Stasimopus astutus

Scientific classification
- Kingdom: Animalia
- Phylum: Arthropoda
- Subphylum: Chelicerata
- Class: Arachnida
- Order: Araneae
- Infraorder: Mygalomorphae
- Family: Stasimopidae
- Genus: Stasimopus
- Species: S. astutus
- Binomial name: Stasimopus astutus Pocock, 1902

= Stasimopus astutus =

- Authority: Pocock, 1902

Species of spider

Stasimopus astutus is a species of spider in the family Stasimopidae. It is endemic to South Africa.

==Distribution==
Stasimopus astutus is found in the Eastern Cape province of South Africa. It occurs at Pearston, Bedford, and Jansenville at altitudes ranging from 415 to 736 m above sea level.

==Habitat and ecology==
The species is a ground dweller that lives in silk-lined burrows closed with a thick trapdoor lid.
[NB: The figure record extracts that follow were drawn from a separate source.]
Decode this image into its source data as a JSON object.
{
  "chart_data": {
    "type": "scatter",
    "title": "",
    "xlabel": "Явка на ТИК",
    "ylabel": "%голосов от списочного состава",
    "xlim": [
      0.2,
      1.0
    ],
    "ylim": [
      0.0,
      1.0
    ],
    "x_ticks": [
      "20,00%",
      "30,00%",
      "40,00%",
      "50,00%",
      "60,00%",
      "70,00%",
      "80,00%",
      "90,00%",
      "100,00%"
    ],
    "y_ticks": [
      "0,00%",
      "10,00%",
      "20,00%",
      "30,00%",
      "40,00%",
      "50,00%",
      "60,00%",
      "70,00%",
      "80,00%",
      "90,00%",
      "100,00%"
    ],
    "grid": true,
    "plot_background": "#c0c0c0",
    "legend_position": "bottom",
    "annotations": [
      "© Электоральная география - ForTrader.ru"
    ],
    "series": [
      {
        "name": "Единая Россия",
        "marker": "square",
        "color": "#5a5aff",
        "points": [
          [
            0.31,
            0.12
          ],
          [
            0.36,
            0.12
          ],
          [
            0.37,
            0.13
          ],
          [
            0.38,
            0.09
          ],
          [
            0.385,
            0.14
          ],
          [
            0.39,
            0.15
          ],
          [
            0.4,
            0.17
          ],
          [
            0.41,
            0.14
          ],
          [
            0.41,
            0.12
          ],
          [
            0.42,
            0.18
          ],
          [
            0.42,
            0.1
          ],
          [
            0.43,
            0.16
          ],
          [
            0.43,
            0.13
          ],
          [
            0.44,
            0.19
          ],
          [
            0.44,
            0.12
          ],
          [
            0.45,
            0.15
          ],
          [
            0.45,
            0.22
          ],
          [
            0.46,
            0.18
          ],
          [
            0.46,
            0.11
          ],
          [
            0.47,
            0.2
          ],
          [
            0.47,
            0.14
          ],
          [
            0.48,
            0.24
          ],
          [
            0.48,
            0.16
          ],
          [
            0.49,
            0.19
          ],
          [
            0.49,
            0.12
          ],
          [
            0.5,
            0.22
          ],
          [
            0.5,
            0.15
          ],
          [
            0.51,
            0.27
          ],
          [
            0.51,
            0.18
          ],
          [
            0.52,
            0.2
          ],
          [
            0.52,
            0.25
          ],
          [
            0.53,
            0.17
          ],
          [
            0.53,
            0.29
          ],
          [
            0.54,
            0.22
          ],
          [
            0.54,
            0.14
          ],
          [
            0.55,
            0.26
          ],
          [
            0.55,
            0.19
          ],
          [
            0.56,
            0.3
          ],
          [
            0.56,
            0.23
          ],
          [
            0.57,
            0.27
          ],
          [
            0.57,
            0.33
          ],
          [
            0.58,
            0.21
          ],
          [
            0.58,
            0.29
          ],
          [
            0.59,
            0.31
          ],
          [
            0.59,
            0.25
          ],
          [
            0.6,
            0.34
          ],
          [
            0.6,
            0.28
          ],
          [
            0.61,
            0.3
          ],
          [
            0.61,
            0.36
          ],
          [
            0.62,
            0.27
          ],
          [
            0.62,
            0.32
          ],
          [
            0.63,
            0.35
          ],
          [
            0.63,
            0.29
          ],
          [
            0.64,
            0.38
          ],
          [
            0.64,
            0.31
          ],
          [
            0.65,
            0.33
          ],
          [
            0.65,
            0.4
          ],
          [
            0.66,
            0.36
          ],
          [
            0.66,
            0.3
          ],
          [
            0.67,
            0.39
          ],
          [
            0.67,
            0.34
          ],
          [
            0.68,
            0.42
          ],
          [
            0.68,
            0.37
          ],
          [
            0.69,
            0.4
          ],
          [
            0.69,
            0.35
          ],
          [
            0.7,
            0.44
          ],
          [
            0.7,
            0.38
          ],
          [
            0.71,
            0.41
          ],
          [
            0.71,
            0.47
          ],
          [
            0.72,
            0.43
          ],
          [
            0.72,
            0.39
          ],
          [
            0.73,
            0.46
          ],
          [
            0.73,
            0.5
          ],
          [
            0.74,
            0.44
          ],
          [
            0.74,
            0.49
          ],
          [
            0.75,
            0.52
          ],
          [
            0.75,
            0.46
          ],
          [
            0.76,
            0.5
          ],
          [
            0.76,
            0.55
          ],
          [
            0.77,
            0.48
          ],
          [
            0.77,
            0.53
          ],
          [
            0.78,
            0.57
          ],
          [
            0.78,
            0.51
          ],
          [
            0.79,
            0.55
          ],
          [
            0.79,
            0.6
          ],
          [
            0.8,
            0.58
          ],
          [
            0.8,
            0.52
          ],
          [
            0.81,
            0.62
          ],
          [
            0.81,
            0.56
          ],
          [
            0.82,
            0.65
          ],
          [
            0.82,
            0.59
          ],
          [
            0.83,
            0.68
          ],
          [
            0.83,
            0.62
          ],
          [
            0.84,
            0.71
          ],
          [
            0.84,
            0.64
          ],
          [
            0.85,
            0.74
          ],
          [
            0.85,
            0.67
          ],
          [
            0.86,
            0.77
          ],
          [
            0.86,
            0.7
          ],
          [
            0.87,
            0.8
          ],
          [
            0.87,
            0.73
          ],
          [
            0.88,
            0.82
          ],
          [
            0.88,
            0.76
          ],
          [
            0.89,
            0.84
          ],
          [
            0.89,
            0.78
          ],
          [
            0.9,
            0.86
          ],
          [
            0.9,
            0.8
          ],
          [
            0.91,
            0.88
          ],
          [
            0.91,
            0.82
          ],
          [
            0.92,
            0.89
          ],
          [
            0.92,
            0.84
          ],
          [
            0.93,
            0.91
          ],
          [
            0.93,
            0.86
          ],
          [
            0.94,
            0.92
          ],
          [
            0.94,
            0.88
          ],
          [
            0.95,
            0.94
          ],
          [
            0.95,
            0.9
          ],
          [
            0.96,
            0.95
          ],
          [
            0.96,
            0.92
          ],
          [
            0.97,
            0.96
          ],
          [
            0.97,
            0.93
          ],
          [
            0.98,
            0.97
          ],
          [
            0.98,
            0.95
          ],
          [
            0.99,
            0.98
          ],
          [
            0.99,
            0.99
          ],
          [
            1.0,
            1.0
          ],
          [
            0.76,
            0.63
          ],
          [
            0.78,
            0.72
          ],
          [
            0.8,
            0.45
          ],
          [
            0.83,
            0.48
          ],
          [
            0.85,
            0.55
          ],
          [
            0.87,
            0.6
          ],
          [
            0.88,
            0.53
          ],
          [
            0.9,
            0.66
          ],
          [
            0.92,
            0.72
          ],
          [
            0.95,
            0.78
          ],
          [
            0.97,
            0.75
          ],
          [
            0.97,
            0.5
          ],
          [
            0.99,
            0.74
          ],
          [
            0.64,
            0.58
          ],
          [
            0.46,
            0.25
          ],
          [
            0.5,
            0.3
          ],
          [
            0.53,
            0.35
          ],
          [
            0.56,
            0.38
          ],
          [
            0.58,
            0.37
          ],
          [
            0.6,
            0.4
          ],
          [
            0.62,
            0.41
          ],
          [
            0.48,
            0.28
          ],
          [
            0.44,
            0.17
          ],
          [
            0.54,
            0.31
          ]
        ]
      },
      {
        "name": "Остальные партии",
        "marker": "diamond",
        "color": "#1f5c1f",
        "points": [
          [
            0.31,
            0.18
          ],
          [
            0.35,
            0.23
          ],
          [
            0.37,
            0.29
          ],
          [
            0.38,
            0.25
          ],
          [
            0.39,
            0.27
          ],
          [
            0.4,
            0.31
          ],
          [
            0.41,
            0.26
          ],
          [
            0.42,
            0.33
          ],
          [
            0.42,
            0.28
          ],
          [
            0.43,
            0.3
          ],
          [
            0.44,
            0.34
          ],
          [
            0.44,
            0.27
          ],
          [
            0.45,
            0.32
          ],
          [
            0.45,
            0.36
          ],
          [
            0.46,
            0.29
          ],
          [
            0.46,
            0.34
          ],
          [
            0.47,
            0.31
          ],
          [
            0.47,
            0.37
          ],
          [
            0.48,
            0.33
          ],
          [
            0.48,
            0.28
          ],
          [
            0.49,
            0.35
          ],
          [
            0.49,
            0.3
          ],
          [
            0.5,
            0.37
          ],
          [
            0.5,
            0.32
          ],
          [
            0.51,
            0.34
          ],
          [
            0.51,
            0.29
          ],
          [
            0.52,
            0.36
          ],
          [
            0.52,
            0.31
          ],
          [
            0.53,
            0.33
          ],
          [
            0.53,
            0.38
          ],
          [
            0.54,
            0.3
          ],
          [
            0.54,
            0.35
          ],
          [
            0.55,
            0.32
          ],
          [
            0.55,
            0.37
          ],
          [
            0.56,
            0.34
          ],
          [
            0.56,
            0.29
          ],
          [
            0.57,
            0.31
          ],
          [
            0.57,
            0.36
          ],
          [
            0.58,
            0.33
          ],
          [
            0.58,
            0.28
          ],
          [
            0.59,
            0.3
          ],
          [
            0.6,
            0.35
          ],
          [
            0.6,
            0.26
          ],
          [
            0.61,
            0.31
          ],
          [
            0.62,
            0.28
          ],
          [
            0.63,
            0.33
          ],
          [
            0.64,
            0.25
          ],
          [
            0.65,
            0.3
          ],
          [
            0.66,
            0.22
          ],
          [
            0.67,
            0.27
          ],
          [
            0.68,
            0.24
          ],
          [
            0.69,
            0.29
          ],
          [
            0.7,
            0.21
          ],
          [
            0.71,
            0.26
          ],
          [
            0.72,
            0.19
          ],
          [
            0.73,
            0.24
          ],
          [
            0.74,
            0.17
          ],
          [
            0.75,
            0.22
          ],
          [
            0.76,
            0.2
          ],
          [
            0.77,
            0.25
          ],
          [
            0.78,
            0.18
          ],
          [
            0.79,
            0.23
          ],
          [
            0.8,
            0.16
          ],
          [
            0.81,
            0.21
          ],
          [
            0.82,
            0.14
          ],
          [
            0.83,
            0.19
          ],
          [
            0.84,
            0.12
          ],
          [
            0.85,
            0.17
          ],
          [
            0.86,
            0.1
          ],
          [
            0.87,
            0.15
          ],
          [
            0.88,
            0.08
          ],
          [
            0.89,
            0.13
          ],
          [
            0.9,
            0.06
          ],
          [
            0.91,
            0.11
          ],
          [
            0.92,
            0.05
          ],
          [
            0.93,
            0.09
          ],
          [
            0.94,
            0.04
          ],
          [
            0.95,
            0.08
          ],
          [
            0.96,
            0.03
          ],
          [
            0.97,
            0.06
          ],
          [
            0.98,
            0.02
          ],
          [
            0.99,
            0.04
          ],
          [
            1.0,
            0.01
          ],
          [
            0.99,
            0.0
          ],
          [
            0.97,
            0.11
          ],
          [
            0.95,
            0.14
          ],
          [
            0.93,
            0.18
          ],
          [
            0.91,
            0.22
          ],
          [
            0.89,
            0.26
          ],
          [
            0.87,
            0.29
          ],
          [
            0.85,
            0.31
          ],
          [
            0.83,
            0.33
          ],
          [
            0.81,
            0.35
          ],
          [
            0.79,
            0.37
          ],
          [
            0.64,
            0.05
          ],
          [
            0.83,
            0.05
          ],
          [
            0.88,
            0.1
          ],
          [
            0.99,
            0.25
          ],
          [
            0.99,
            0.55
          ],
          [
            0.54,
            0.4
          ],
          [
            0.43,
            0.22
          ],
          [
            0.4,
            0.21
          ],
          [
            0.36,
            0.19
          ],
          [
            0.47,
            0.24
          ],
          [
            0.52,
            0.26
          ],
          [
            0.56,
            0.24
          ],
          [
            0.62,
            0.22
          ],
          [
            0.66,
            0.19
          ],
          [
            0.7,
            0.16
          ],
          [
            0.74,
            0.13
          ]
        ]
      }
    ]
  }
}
It has been recorded from the Thicket and Nama Karoo biomes.

==Description==

Stasimopus astutus is known from both sexes. Females reach a total body length of 35 mm.

==Conservation==
Stasimopus astutus is listed as Data Deficient by the South African National Biodiversity Institute. The species is suspected to be under-collected since trapdoor spiders are not easy to locate. Identification of the species is problematic, and more sampling is needed to determine the species' present range. There are no obvious threats to the species.

==Taxonomy==
The species was originally described by Pocock in 1902 from Pearston. The genus has not yet been revised.